VIDEODES FOUILLES POUR FAIRE PARLER LES MORTS DE THIAROYE
Au cimetière militaire de Thiaroye, des archéologues sondent actuellement le sol à la recherche de preuves matérielles qui pourraient enfin révéler l'ampleur réelle du massacre de tirailleurs africains perpétré par l'armée coloniale française en 1944

(SenePlus) - Des recherches archéologiques sont actuellement en cours au cimetière militaire de Thiaroye, dans la banlieue de Dakar, afin d'élucider l'un des massacres les plus sanglants de la période coloniale française au Sénégal. Selon les informations rapportées par Le Monde avec l'AFP ce mercredi 21 mai, ces fouilles, qui ont débuté il y a une dizaine de jours, visent à faire la lumière sur de nombreuses zones d'ombre entourant le massacre de tirailleurs africains perpétré par l'armée française le 1er décembre 1944.
"De nombreuses zones d'ombre subsistent sur les circonstances du massacre commis le 1er décembre 1944, l'un des pires de la colonisation française au Sénégal : le nombre de tirailleurs tués, leur identité, le lieu de leur inhumation...", souligne le quotidien français.
Ces fouilles, dont l'accès est strictement contrôlé, interviennent dans un contexte où les autorités sénégalaises cherchent à établir "la manifestation de toute la vérité" sur ce drame. Le gouvernement avait annoncé le 19 février dernier le lancement de ces investigations archéologiques, réclamées depuis longtemps par des chercheurs.
L'ampleur réelle de ce massacre fait l'objet de vives controverses entre historiens et entre les gouvernements français et sénégalais. Si les autorités françaises de l'époque avaient reconnu la mort de 35 personnes, "plusieurs historiens avancent un nombre de victimes bien plus élevé – jusqu'à 400 soldats", rappelle Le Monde.
Ce bilan contesté s'ajoute aux nombreuses interrogations concernant l'identité précise des victimes et la localisation exacte de leur sépulture.
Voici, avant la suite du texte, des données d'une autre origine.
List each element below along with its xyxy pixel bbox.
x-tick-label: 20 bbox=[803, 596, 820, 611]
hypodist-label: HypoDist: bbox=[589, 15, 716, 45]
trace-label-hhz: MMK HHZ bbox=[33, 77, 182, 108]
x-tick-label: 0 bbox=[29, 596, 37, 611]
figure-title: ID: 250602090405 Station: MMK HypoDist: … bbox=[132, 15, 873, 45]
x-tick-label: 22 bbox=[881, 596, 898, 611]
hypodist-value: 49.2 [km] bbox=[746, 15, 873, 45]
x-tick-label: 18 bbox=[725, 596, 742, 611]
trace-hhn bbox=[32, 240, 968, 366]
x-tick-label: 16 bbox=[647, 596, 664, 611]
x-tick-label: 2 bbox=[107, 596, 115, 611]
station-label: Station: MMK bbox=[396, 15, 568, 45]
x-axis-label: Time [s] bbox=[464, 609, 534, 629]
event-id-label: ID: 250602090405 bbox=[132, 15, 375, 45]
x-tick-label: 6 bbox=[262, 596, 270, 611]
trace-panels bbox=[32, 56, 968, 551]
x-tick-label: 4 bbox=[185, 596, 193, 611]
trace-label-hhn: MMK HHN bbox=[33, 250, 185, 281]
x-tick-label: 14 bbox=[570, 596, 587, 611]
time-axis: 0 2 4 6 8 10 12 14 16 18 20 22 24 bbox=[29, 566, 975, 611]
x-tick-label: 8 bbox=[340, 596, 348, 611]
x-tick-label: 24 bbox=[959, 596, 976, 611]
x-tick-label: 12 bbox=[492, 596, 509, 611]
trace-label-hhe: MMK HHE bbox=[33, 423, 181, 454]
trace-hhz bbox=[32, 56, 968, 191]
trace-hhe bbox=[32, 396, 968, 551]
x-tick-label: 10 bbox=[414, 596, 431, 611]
Les tirailleurs massacrés, qui ne venaient pas uniquement du Sénégal mais aussi d'autres pays africains, avaient été rapatriés des combats en Europe pendant la Seconde Guerre mondiale et réclamaient le paiement d'arriérés de solde.
Un responsable du cimetière, cité par le journal, a indiqué que l'accès au site est fermé "depuis deux mois en raison de travaux". De son côté, un membre du comité de commémoration a précisé : "Nous ne communiquons pas pour le moment sur cette question. Le gouvernement sénégalais le fera le moment venu."
Un enjeu politique et mémoriel
Ces fouilles s'inscrivent dans un contexte politique particulier, le gouvernement sénégalais reprochant à la France "de dissimuler des faits sur ce massacre en retenant notamment des documents d'archives permettant de connaître le bilan humain", précise l'article.
En novembre 2024, à la veille du 80e anniversaire du massacre, la France avait officiellement reconnu les faits comme un "massacre". Le Sénégal avait alors commémoré l'événement "avec une envergure inédite", rappelle Le Monde.
En avril 2024, les autorités sénégalaises, "qui se réclament du souverainisme", avaient mis en place un comité de chercheurs chargé de remettre un rapport sur le massacre. Prévu initialement pour le 3 avril, ce rapport n'a toujours pas été rendu public, et "aucune explication officielle n'a été fournie sur les raisons de ce report", selon le quotidien français.
Les résultats de ces fouilles archéologiques pourraient donc constituer une étape décisive dans la réécriture de cette page douloureuse de l'histoire coloniale française et dans les relations franco-sénégalaises, alors que la question mémorielle demeure un enjeu sensible entre les deux pays.